After I graduated with a degree in Computer Science and a degree in Psychology, I was accepted to Digipen. I was part of the very last class that attended the school in Vancouver, before they moved the campus to Nintendo of America's HQ in Redmond Washington (across the street from Microsoft). After completing the program, I got my very first job as a programmer at Ubisoft.

I lucked out with Ubisoft because they were actually opening a studio near my hometown in NYC, so I actually landed my dream job and got to live on the east coast near my family. I worked on Batman: Vengence. I met a number of cool people, but the only one I still keep in touch with happens to be a buddy of mine who was the lead designer on "Army of Two." He is without a doubt, the greatest game designer I have ever had the privilege of working with.
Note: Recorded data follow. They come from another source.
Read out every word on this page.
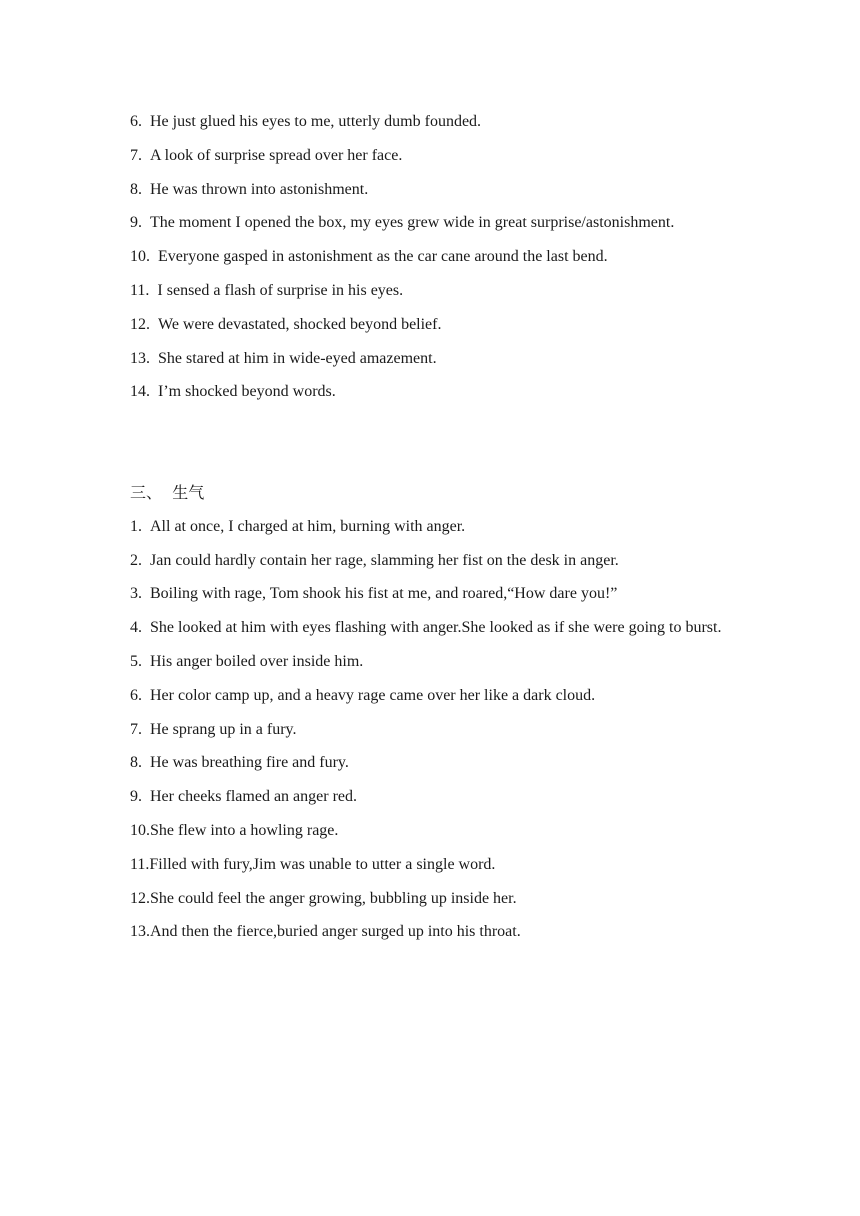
6. He just glued his eyes to me, utterly dumb founded.
7. A look of surprise spread over her face.
8. He was thrown into astonishment.
9. The moment I opened the box, my eyes grew wide in great surprise/astonishment.
10. Everyone gasped in astonishment as the car cane around the last bend.
11. I sensed a flash of surprise in his eyes.
12. We were devastated, shocked beyond belief.
13. She stared at him in wide-eyed amazement.
14. I’m shocked beyond words.
三、 生气
1. All at once, I charged at him, burning with anger.
2. Jan could hardly contain her rage, slamming her fist on the desk in anger.
3. Boiling with rage, Tom shook his fist at me, and roared,“How dare you!”
4.  She looked at him with eyes flashing with anger.She looked as if she were going to burst.
5. His anger boiled over inside him.
6. Her color camp up, and a heavy rage came over her like a dark cloud.
7. He sprang up in a fury.
8. He was breathing fire and fury.
9. Her cheeks flamed an anger red.
10. She flew into a howling rage.
11. Filled with fury,Jim was unable to utter a single word.
12. She could feel the anger growing, bubbling up inside her.
13. And then the fierce,buried anger surged up into his throat.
The studio in NYC didn't pan out for Ubisoft, and they decided to fold the team up to Montreal. After living in Vancouver for a year and a half, I decided I had enough of Canada, so I stayed in the NYC office, which transformed into GameLoft. I stayed there until me and the buddy I mentioned landed a job at 3DO. We both moved out to Redwood City and started working there.

3DO wasn't a great company, but it wasn't terrible, and I met a crew of people who became some of the greatest friends that I have ever had. I worked on Dragon Rage, which was being led by Kudo Tsunoda. He told the execs that it was going to be an Army Men game with an art asset swap, and it would take 6 months to complete. The truth was we were building a new engine from scratch, and it would really take a year to get it done right. When the six months were up, the execs asked for the game, and we weren't even close to finished, so we had to do 12 hours days, 6 days a week until the game was finished. 3 months later, nobody cared about it anymore, and it went straight to the budget bin.
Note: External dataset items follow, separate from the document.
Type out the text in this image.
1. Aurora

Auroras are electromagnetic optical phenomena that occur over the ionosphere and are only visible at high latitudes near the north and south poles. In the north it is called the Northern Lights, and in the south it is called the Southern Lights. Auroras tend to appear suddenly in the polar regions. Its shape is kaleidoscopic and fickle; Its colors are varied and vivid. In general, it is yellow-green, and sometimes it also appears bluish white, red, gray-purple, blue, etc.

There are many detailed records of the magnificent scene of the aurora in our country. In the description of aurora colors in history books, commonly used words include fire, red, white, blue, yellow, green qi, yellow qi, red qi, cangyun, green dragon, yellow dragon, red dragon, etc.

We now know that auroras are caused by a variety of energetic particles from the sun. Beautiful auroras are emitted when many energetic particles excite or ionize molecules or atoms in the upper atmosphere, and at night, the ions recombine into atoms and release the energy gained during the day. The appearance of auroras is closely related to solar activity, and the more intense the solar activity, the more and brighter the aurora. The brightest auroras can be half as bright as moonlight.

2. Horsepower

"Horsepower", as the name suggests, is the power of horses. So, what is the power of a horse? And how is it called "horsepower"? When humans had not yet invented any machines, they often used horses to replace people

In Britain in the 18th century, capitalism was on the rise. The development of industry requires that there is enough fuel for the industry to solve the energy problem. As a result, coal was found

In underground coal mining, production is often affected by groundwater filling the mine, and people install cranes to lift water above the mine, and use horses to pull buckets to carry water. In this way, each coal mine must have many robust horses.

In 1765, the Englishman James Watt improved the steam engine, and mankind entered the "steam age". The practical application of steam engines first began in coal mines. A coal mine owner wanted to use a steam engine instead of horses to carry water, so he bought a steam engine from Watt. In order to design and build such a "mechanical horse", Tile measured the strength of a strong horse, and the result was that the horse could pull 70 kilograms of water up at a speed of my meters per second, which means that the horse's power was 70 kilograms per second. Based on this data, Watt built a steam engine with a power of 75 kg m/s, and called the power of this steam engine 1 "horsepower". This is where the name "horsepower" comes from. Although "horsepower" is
3DO closed down very shortly after. While I was at 3DO, I got to know two people who amazed me: Howard Scott Warshaw and Tod Frye, two of the original Atari 2600 programmers. Getting to meet them and talk with them about "the good old days" at Atari was an amazing thing to me. (I totally recommend visiting Howard's site, Once Upon Atari and ordering his DVD about what those days were like.) I still run in to Howard infrequently at retrogaming conventions and it's always a delight.

After 3DO, I worked for a THQ studio that used to be called (oddly enough) Pacific Coast Power & Light. It's known as Locomotive games today. I was put on the WWE Crush Hour game, the game that was designed to mix the WWE up with Twisted Metal. I created the game's shell and character selection screen. It was actually a pretty cool game, but THQ's love for WWE had cooled down when the game was close to finishing (right after WWF became WWE, the ratings started to tank), so they rushed it and laid off the whole team.

Wishing to return to the east coast, I applied for jobs that I could find there, and actually lucked out with a job opening at Firaxis Games in Hunt Valley, Maryland, home to Sid Meier. When I got there, they were toying with the idea of remaking Pirates, and were prototyping a lot. The results were mixed, and Sid decided to get involved with the development personally. They knew they wanted to make a console version, and they put me on the small team responsible for porting the game to the Xbox. I had doubts about the game, and I wasn't enjoying the tasks I was being given (such as working on the in-game glossary), and things didn't work out. I made a lot of good friends there who I miss working with.

By this time, I had been with four companies in six years, and my girlfriend at the time was in the middle of going to school to get her degree, so I did something drastic: I grew up. I ended up looking for any available programming job, and accepted a position with a UPS owned software company as an algorithm designer. I've been there since 2005, I get paid more money, and work fewer hours than I ever did as a game programmer. But I really miss the creative environment and working with people that I have a lot in common with, i.e. a love and passion for video games.

I am currently own and operate StrategyWiki, which strives to become the best online source of video game guides and walkthroughs anywhere in the world. I am now living in northern Maryland. Welcome to my blog.